Deed transfers in city allow sale of properties

LOCK HAVEN — City council transferred deeds of four properties to the Redevelopment Authority in an effort to get more property back on the tax roll.

Of the four, two involve major properties for sale within the city limits including the former Town Tavern property.

The authority is in negotiations with a firm to sell 37-55 Bellefonte Avenue for $65,000, City Manager Gregory Wilson said during a previous meeting.

The possible buyer, Davis and Yoder, are proposing a possible three story structure with the first floor as commercial and floors two and three residential, Wilson said.

The transfer of the deed to the authority has given them the ability to negotiate the possible sale further, he said.

The second large portion of property is the former City Public Works Building at 2 W. Walnut St.

The authority is in a sales agreement with VASAS, Inc. to purchase the property for $200,000.

VASAS, who purchased the former Lucky 7 property in 2017 and is constructing a truck stop and restaurant, would like to build a restaurant on the property, Wilson said.

The revenue generated from both sales would pay for the cost the city put into tearing down the Town Tavern in 2019, Wilson said.

Two other smaller parcels of land — 615 Park Street and a portion of land near Myrtle Street along the rail road tracks — were transferred to the authority.

All members of council were present for Monday night’s meeting.


Council approved a request from Downtown Lock Haven Inc. to file a Municipal Assistance Program (MAP) grant from Department of Community and Economic Development that could cover half the cost of a feasibility study for the Masonic Temple.

DLH announced in January they were in agreement with the Masons to transfer the property to the nonprofit and transform the three story building into a cultural center.

Steve Getz of the Clinton County Arts Council – another partner in the project – said the total cost of the study is $20,000.

The MAP grant would pay for half of the cost.

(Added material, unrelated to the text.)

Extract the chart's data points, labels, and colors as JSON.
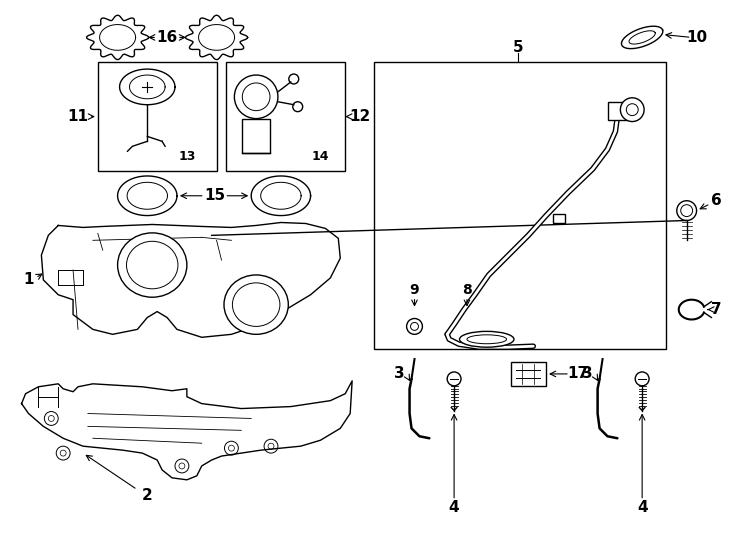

The other half would be covered by Pennsylvania Historical and Museum Commission (PHMC), Getz said.

Wilson said he gave City Planner Abigail Roberts permission to offer some assistance in writing both grants but council needed to approve the submission of the MAP grant.

All members of council were in favor of the request.

“I think if anybody isn’t excited about this then they’ve got their eyes and ears closed,” Councilman Richard “Rick” Conklin said.


In other business council:

— Amended Chapter 27 of the City Code involving fencing so the maximum height of a fence can be eight feet. Fences were only allowed to be up to six feet under the previous ordinance.

— Endorsed the creation of the Complete Count Committee to support the 2020 Census.

— Entered into an agreement with Baker Tilly for the 2019 fiscal year audit at the cost of $43,000.

— Readopted the Drought Contingency Plan for the next five years. City Manager Gregory Wilson said the plan was almost the same except for the removal of supplemental wells as a back up in the event of a drought. The Susquehanna River will be the city’s main source of water in the event of dry weather, Wilson said.

— Approved multiple use requests from Downtown Lock Haven Rotary including the installation of two Little Red Libraries in Jack Bailey Playground and Hoberman.

— Appointed Jim Leone, of Rose Street, to the City Planning Commission and Ted Nuttall, of West Main Street, to the Levee Advisory Committee.